It’s not déjà vu
Tom Hayden sees more change than repetition in our history
He’s seen it all before: an unpopular war, an even more unpopular president and a contested Democratic primary. But if you ask Tom Hayden about déjà vu, he doesn’t immediately start reminiscing about the police riot at the Democratic Convention in Chicago 40 years ago, or about the trial that followed, in which he and six other defendants were accused of seeking to overthrow the government.
Hayden’s most recent book, Writings for a Democratic Society: The Tom Hayden Reader, is devoted to his entire career. “The book covers 50 years of my writing, so I feel sometimes like an archeological site,” Hayden told SN&R. “You can excavate any decade you wish, but it does provide a kind of unique perspective when you get to this age.”
Hayden will be in town this week for a book signing, where he’ll be joined by collaborator Frank Condon, artistic director of Sacramento’s River Stage. In addition to Writings for a Democratic Society, they’ll be signing and discussing Voices of the Chicago Eight: A Generation on Trial. Condon’s play about the trial, taken from transcripts and court documents, is included in the volume.

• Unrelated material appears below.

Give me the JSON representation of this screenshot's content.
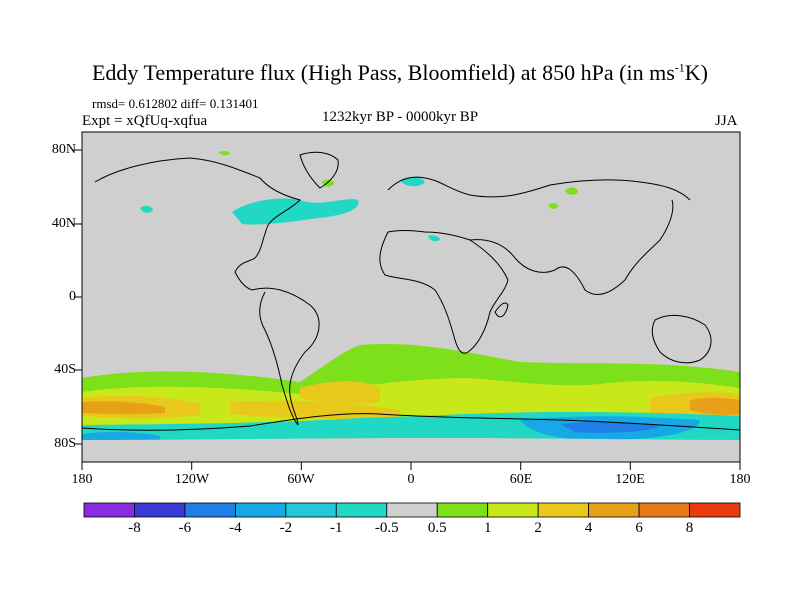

With a career that’s included grassroots organizing and 18 years in the California Legislature, Hayden’s now putting his experience to work, from globalization of trade in Latin America to the Obama campaign. “I helped start up a group called Progressives for Obama,” he said, rattling off the Web address (www.progressivesforobama.blogspot.com). He’s also been active in the movement to end the wars in Iraq and Afghanistan.
Why aren’t Americans, who seem so dissatisfied with current policy, especially in Iraq, “taking it to the streets” as they did in the Vietnam era?

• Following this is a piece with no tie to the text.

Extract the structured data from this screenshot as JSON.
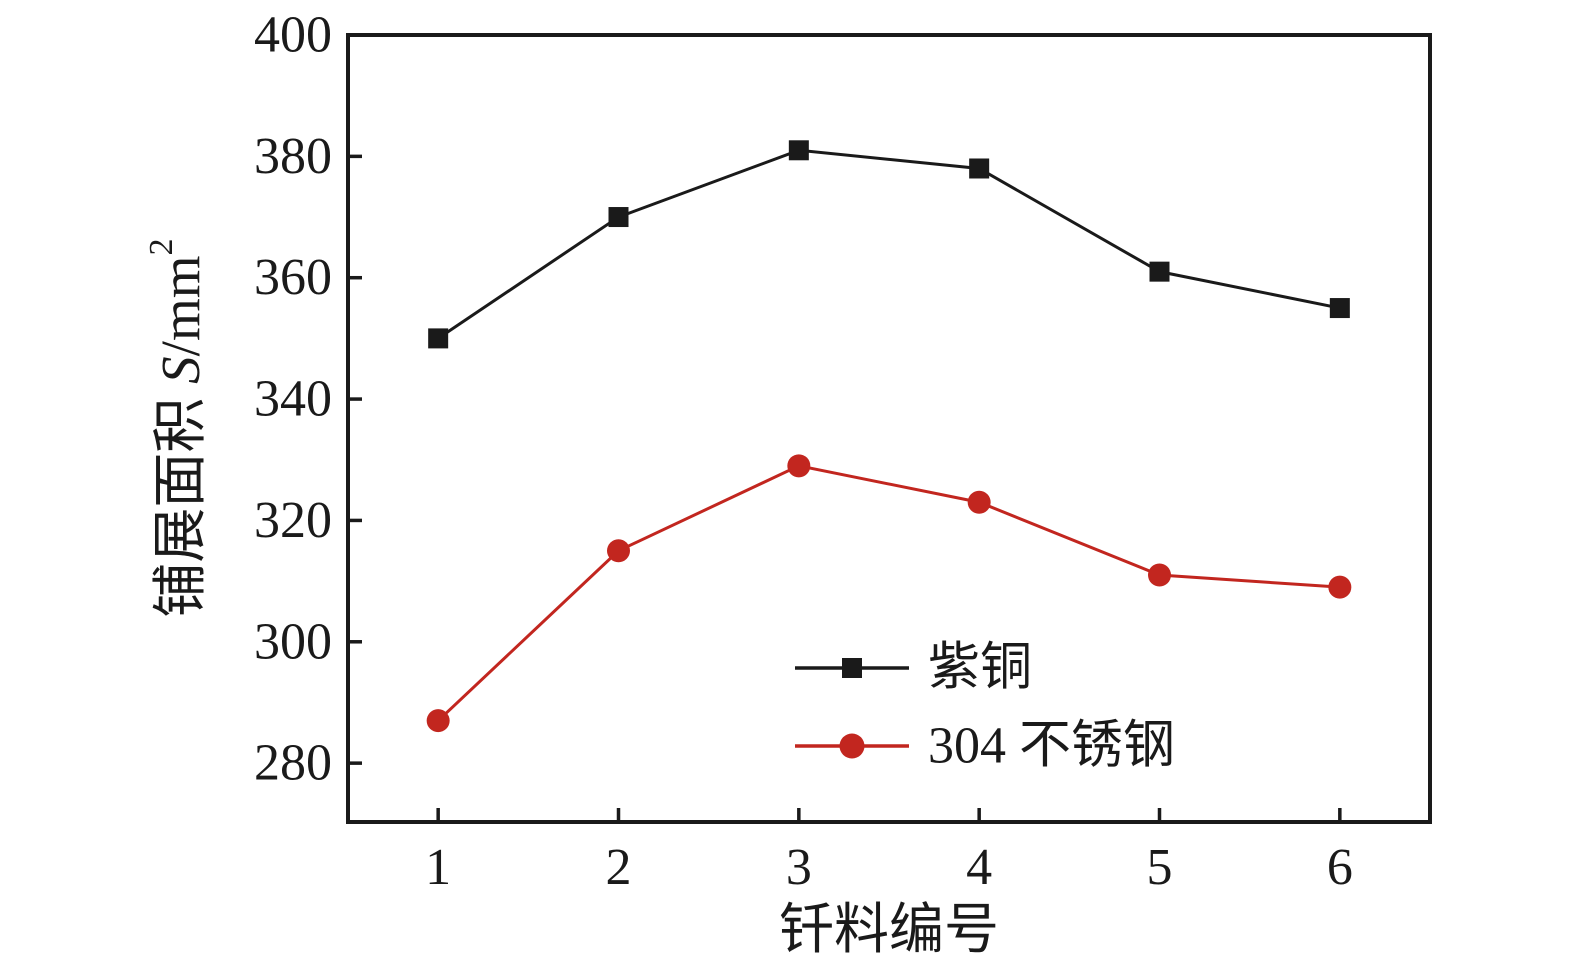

“The simple explanation is the right one: The Iraq war was designed to keep protests at a controllable level,” he said. Without a draft, he said, the war might be harder for the Pentagon to fight, but “it also means that protest is channeled through orthodox channels.”
Hayden points to the election of 2006 as an obvious peace mandate, and to the Obama candidacy as an example of engagement with the political process on the part of people who once were excluded. “Some people aren’t happy with the pace” of change, he noted, “but you can’t have it both ways. You can’t have more avenues for participation and no draft and still expect people to take to the barricades as if there’s no other option.”
Hayden, a self-described “gradualist,” noted that some of the people he’s worked with in the past may disapprove of incremental change. “I agree with the people who are very suspicious of the two-party system and are suspicious of compromises,” he said. “But I also agree with the people who are trying to improve everyday life and trying to make things better by gaining ground.”
And there are still lessons to be learned from the past. “The point of my writing at this point is to put all this in perspective,” he said, “so that people know what social movements can accomplish and the elastic nature of the overall system, even if you can’t quite name it.”